È una domanda complicata. Se, come dicevo, quando avevo 18 anni pensavo che non ci fossero problemi di disuguaglianze per il genere, adesso vado oltre. Bisogna affermare fortemente che la donna sia uguale all’uomo, perché questo non è ancora riconosciuto anche nella nostra parte di mondo. E bisogna farlo giorno dopo giorno. Detto questo, ritengo che uomo e donna abbiano caratteristiche diverse, ma non penso che una leadership femminile sia avvantaggiata rispetto a una leadership maschile. Ci sono dei principi etici che devono essere il faro di qualsiasi leader, che dovrebbe avere coscienza di essere tale e sapere l’influenza che può avere ogni sua scelta. Nel momento in cui si è a capo di enti del Terzo settore – come di aziende – si abbia un grande onore, ma soprattutto un grande dovere nei confronti della società: portare un esempio chiaro di valori etici ben definiti.
Credo che uomo e donna abbiano caratteristiche diverse, ma non penso che una leadership femminile sia avvantaggiata rispetto a una maschile.
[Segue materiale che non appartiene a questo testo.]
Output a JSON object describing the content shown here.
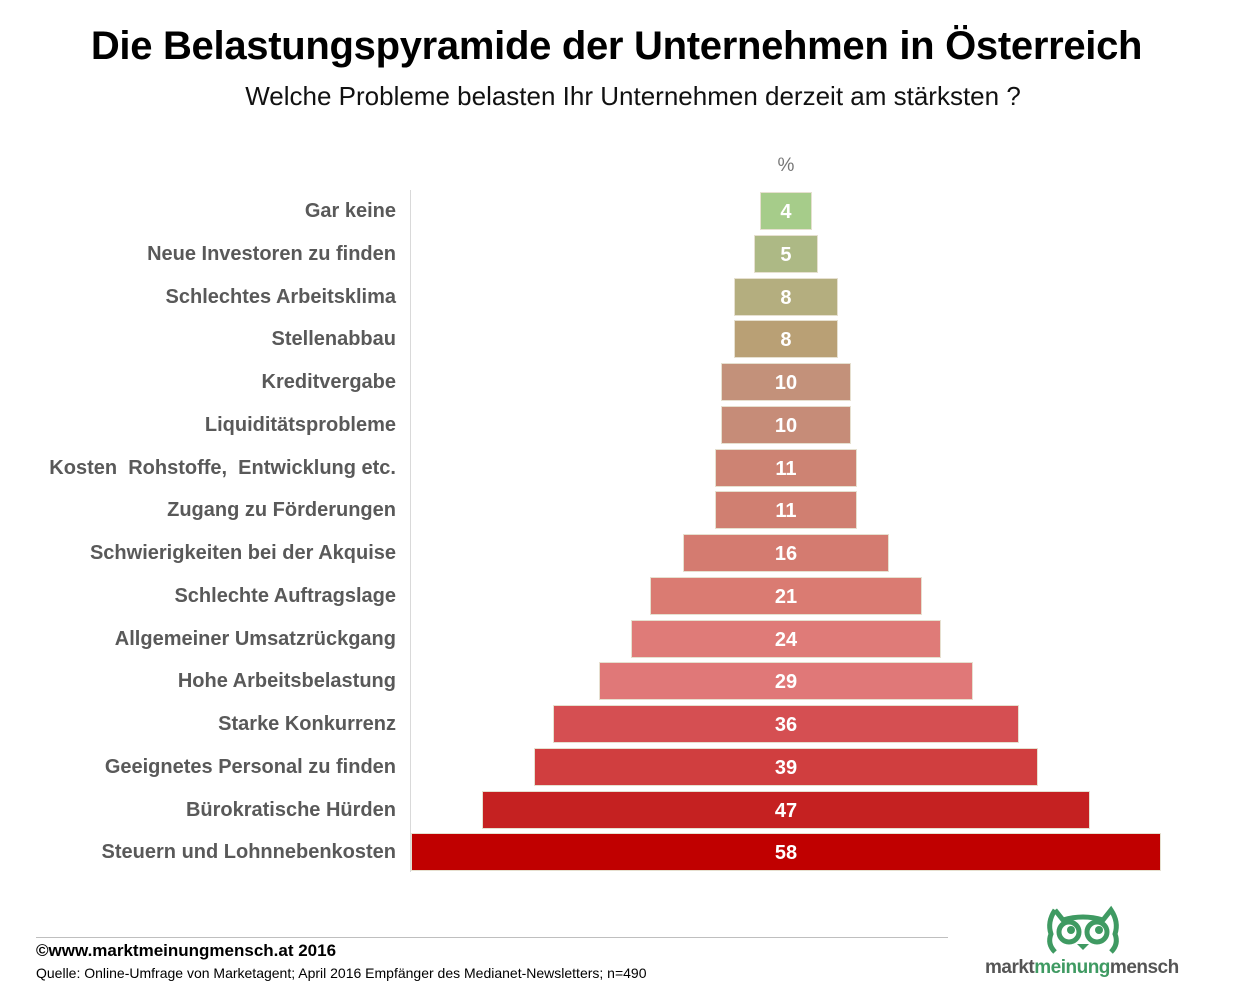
{
  "chart_data": {
    "type": "bar",
    "orientation": "horizontal-centered-pyramid",
    "title": "Die Belastungspyramide der Unternehmen in Österreich",
    "subtitle": "Welche Probleme belasten Ihr Unternehmen derzeit am stärksten ?",
    "unit": "%",
    "categories": [
      "Gar keine",
      "Neue Investoren zu finden",
      "Schlechtes Arbeitsklima",
      "Stellenabbau",
      "Kreditvergabe",
      "Liquiditätsprobleme",
      "Kosten  Rohstoffe,  Entwicklung etc.",
      "Zugang zu Förderungen",
      "Schwierigkeiten bei der Akquise",
      "Schlechte Auftragslage",
      "Allgemeiner Umsatzrückgang",
      "Hohe Arbeitsbelastung",
      "Starke Konkurrenz",
      "Geeignetes Personal zu finden",
      "Bürokratische Hürden",
      "Steuern und Lohnnebenkosten"
    ],
    "values": [
      4,
      5,
      8,
      8,
      10,
      10,
      11,
      11,
      16,
      21,
      24,
      29,
      36,
      39,
      47,
      58
    ],
    "colors": [
      "#a6cc8a",
      "#adb985",
      "#b4ae7f",
      "#b9a075",
      "#c3917a",
      "#c68c78",
      "#cd8373",
      "#d07f71",
      "#d47b70",
      "#da7b72",
      "#df7b78",
      "#e07878",
      "#d54f52",
      "#d03e3f",
      "#c52121",
      "#c00000"
    ],
    "grid": false,
    "legend": "none"
  },
  "footer": {
    "copyright": "©www.marktmeinungmensch.at 2016",
    "source": "Quelle: Online-Umfrage von Marketagent; April 2016  Empfänger des Medianet-Newsletters; n=490"
  },
  "logo": {
    "part1": "markt",
    "part2": "meinung",
    "part3": "mensch",
    "icon": "owl-icon",
    "color": "#3f9a62"
  }
}
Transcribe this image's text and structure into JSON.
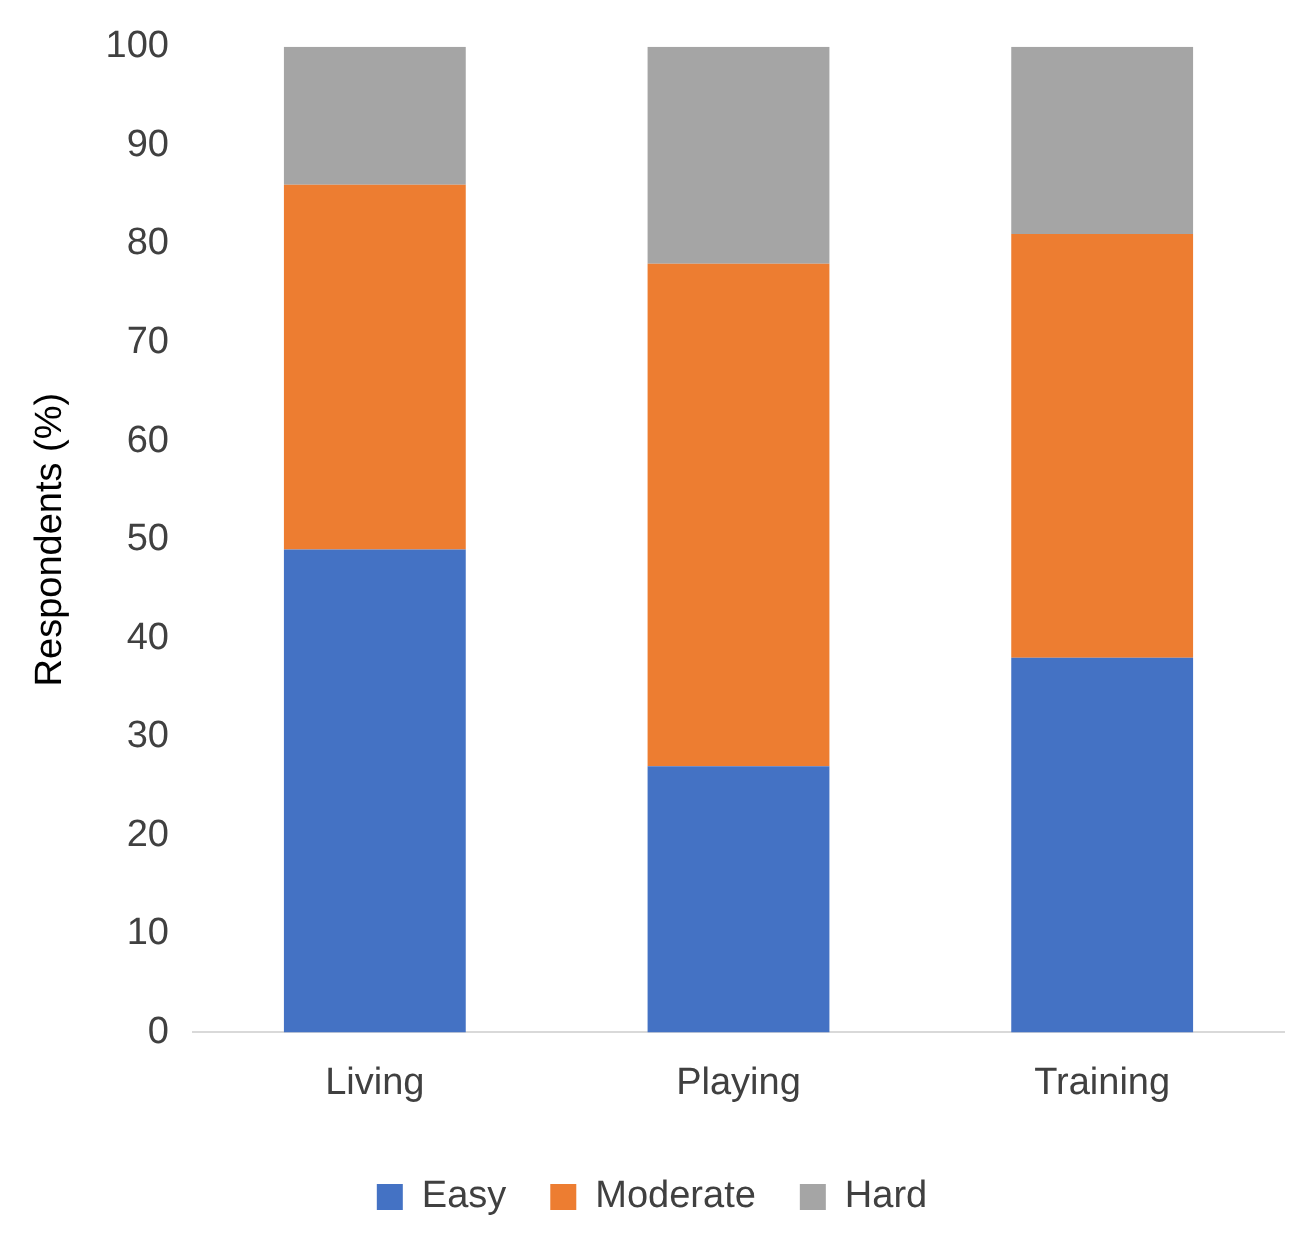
{
  "chart_data": {
    "type": "bar",
    "ylabel": "Respondents (%)",
    "categories": [
      "Living",
      "Playing",
      "Training"
    ],
    "stacked": true,
    "series": [
      {
        "name": "Easy",
        "color": "#4472c4",
        "values": [
          49,
          27,
          38
        ]
      },
      {
        "name": "Moderate",
        "color": "#ed7d31",
        "values": [
          37,
          51,
          43
        ]
      },
      {
        "name": "Hard",
        "color": "#a5a5a5",
        "values": [
          14,
          22,
          19
        ]
      }
    ],
    "ylim": [
      0,
      100
    ],
    "yticks": [
      0,
      10,
      20,
      30,
      40,
      50,
      60,
      70,
      80,
      90,
      100
    ],
    "grid": false,
    "legend": "bottom"
  }
}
Il faro di qualsiasi leader deve essere l’etica
Quindi, secondo lei, anche il Terzo settore e il sociale deve fare ancora molta strada sul tema della parità di genere?
Assolutamente. Nel Terzo settore non c’è niente di migliore o peggiore rispetto a quello che si trova in azienda. Quello che posso dire è che all’interno della Fondazione Ant, che mi onoro di rappresentare, c’è un’attenzione decisa su questo tema: abbiamo la certificazione della parità di genere, ci sono molte più donne che uomini, la stessa presidente è donna. Anche la questione molto calda della retribuzione è tenuta in considerazione e rispettata: si tratta di una tematica che anche nel Terzo settore va tenuta bene in evidenza.